Pockets off limits to cops
UNLESS OFFICER'S SAFETY AT RISK, HIGH COURT RULES
July 24, 2004
THE SUPREME Court of Canada has slapped a No Fishing sign over police trolling Canadian streets for suspects and evidence. But a police organization spokesman and even civil libertarians aren't convinced yesterday's ruling in Ottawa will significantly change the way cops catch crooks.
In the first such Charter of Rights ruling on an everyday police practice, Canada's highest court guardedly agreed police may briefly detain individuals for investigative purposes -- if they have reasonable suspicions linked to a specific crime.

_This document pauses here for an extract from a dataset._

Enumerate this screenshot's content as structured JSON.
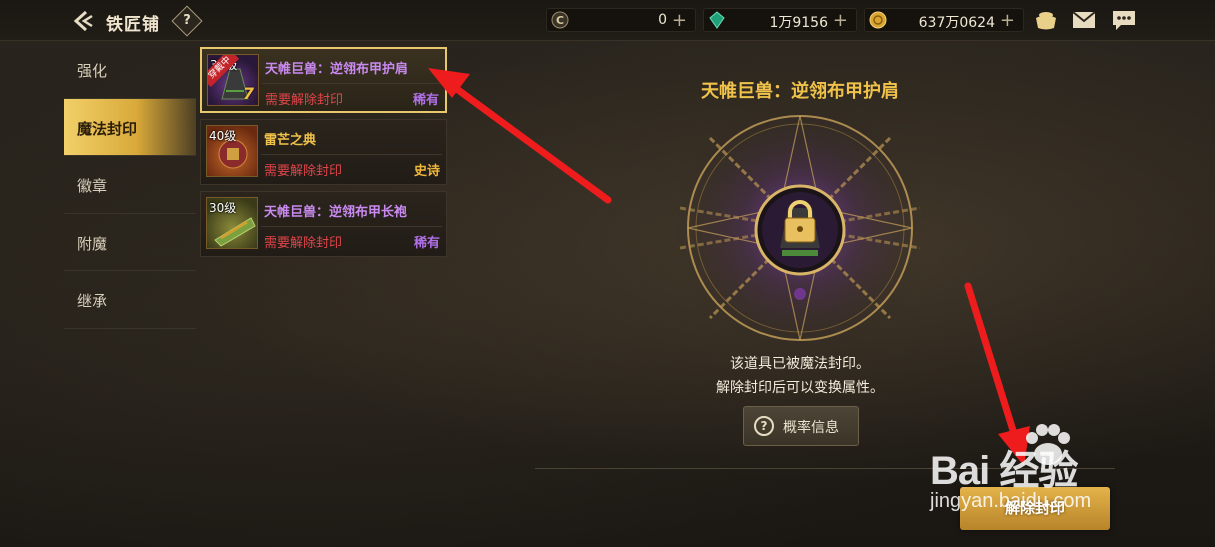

But police can't go on "fishing expeditions" in people's pockets for evidence, said a majority of the seven-member bench.
The decision upholds a ruling by a trial judge in Winnipeg, who acquitted Phillip Henry Mann of trafficking after police stopped him on the street in relation to a nearby break-and-enter. They found an ounce of pot in his sweatshirt pouch.
"Individuals have a reasonable expectation of privacy in their pockets," Justice Frank Iacobucci wrote in a majority decision that divided the high court 5-2.
"The search here went beyond what was required to mitigate concerns about officer safety and reflects a serious breach of (Mann's) protection against unreasonable search and seizure."
"The search must be grounded in objectively discernible facts to prevent 'fishing expeditions' on the basis of irrelevant or discriminatory factors," wrote Iacobucci.
A spokesman for the Canadian Association of Chiefs of Police, which intervened in the case, said the ruling was a "little disappointing" but doubted it would impact police work. Officers will need to be trained on the implications of the ruling.
"If you're going to go into someone's pocket during a search, you would have to have a strongly articulated reason (such as officer safety)," said Frank Ryder, a detective chief superintendent with the Ontario Provincial Police in Orillia.
"Really, they've endorsed at the Supreme Court level that we do have the right to search for safety and to detain (individuals)."
While it's significant that the court spelled out conditions for detaining individuals, Alan Borovoy of the Canadian Association of Civil Liberties isn't convinced they will translate into practical changes in police behaviour.
The vast majority of such police detentions and searches never come to light, he said, so it will be difficult to gauge any change.